As Gaza burns, you will of course hear voices blaming Israel.

Yesterday morning, the Boston Globe published a classic editorial that attacked Israel for occupying Gaza in 1967 and then for quitting Gaza in 2005. But if any outside forces deserve blame, it is those who have encouraged some Palestinian people in their extremist fantasies: the Arab states, the old Soviet Union, the Islamists, and anti-Israel forces in the West.

Looking at the wreckage in the Palestinian territories, it's impossible to sustain any further hope that any responsible state can ever arise there.

Too many Palestinian Arabs are gripped by what might be called "anti-nationalism": Too many care more about destroying the nation of Israel than about the building of a nation of Palestine.

For Gaza now, the best possible outcome is a reversion to Egyptian rule.

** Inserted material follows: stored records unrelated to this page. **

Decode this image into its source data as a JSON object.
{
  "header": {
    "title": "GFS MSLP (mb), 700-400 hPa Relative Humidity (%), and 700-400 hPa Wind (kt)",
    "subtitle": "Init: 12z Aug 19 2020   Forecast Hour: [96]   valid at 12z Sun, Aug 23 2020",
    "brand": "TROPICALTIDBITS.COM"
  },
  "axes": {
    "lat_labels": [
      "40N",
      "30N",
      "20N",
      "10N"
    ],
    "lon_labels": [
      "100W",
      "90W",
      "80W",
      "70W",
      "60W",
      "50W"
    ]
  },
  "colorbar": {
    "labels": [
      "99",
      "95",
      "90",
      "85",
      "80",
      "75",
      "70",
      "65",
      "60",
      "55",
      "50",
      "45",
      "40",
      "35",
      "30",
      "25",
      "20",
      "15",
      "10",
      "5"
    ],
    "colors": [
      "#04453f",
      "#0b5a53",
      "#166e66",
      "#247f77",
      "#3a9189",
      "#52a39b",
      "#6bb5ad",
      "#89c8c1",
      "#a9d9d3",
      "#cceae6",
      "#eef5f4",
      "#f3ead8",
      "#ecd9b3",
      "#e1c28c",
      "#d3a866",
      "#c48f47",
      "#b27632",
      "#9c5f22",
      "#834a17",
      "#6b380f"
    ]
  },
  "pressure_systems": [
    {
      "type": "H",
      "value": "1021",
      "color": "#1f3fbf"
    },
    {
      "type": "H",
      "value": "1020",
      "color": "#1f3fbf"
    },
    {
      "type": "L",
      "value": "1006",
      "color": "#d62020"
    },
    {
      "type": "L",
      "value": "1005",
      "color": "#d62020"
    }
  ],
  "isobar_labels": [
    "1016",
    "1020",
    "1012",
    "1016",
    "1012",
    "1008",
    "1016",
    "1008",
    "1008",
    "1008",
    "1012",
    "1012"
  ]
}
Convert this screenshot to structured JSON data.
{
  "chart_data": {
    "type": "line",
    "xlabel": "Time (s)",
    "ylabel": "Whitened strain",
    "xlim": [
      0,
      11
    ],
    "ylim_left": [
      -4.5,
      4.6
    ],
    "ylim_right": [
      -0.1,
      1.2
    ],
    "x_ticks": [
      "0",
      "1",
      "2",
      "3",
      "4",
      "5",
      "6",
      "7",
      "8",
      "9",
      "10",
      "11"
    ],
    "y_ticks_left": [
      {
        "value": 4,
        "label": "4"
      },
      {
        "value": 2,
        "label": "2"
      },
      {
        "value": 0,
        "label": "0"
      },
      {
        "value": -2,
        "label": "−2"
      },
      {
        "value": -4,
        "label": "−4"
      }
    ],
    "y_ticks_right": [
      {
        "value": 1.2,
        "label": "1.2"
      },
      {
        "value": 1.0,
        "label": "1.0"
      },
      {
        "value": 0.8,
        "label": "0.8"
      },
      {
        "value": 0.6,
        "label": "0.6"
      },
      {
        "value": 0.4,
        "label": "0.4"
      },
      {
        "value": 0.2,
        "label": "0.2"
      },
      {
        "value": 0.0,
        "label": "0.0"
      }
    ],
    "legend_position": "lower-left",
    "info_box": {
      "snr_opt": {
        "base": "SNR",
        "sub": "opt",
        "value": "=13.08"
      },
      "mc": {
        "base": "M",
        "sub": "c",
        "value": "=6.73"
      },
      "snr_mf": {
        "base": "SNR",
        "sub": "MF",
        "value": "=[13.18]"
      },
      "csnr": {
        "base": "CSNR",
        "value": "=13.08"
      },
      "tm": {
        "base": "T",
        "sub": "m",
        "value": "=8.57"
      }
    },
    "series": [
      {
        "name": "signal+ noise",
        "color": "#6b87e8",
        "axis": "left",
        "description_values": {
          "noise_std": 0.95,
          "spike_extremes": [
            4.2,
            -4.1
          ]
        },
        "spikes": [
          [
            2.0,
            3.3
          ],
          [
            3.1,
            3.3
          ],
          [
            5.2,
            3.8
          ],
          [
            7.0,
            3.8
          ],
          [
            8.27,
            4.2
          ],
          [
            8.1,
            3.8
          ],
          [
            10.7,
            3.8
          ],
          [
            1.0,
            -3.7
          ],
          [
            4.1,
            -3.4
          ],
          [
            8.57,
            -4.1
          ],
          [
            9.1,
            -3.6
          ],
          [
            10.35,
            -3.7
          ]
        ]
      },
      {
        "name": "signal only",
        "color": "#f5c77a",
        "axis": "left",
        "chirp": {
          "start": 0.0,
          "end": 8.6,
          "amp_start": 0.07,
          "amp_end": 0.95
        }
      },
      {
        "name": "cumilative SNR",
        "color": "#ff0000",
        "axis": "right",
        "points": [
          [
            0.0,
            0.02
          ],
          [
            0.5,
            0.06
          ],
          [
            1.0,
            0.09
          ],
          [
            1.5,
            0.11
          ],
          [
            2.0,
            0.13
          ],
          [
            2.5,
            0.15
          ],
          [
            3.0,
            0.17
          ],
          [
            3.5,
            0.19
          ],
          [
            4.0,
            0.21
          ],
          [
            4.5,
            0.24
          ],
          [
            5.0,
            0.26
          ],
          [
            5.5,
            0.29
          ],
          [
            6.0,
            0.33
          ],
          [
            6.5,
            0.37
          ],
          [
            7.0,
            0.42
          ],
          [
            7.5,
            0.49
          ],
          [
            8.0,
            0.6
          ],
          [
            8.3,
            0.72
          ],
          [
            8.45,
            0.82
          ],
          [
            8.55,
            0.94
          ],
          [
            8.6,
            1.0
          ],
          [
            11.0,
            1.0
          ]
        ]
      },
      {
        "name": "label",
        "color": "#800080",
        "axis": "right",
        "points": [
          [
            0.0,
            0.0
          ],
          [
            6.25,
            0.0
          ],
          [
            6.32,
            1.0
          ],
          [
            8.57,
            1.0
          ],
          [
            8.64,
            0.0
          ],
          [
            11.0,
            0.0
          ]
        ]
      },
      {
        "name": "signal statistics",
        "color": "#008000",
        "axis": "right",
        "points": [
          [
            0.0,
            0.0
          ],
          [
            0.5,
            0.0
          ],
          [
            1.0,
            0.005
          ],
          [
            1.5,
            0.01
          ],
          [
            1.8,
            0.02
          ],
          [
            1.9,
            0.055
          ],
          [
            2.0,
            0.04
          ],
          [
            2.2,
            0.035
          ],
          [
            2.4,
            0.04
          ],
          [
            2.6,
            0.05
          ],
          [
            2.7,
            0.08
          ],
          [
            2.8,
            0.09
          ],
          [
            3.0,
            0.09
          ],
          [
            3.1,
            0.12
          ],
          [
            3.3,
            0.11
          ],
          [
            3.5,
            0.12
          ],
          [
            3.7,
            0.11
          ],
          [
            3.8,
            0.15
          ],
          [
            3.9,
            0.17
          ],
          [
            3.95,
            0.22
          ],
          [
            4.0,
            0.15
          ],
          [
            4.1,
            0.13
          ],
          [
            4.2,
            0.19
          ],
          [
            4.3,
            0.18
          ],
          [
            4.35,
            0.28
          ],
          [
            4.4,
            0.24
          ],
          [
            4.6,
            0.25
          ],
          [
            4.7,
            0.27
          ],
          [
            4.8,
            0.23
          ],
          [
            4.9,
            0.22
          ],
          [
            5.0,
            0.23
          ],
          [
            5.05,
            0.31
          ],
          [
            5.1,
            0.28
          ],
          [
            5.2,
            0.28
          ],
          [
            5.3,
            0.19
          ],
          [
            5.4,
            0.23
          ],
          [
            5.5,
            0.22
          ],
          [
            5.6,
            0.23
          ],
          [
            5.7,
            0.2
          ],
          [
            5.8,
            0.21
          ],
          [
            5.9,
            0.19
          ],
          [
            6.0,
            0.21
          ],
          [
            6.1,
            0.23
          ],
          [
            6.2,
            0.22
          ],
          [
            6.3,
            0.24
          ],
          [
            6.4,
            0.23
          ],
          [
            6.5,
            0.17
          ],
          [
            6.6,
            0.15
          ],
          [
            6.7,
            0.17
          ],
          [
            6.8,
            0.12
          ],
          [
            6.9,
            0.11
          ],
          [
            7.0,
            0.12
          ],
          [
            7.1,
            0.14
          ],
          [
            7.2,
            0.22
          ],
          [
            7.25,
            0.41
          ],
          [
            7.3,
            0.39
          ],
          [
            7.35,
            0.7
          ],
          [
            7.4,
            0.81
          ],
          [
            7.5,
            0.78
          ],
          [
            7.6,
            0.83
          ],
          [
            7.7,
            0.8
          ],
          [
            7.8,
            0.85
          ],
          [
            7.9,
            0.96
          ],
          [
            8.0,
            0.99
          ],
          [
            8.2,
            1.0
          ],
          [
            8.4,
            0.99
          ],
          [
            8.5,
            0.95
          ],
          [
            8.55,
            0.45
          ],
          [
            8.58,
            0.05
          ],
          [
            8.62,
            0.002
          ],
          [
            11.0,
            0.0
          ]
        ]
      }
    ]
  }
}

That will not happen soon--the Egyptians are no more eager to assume responsibility for Baghdad by the sea than the Europeans are--but it will happen. Egyptian forces already patrol Gaza's borders.

They have looked the other way as weapons flow into Gaza to be used against Israel. But what happens when Gaza becomes a sanctuary for anti-Egyptian Islamists?

And as international cash ceases to flow, and Hamas's service infrastructure breaks down, a constituency for an alternative government will take form inside Hamasistan.

And for the West Bank? Palestinian sovereignty over that territory now looks more and more like a gamble the world cannot afford.

In their struggle for control of the Palestinian movement, Hamas and Fatah between them have killed the Palestinian state.

David Frum is a resident fellow at the American Enterprise Institute and writes a daily column for National Review Online.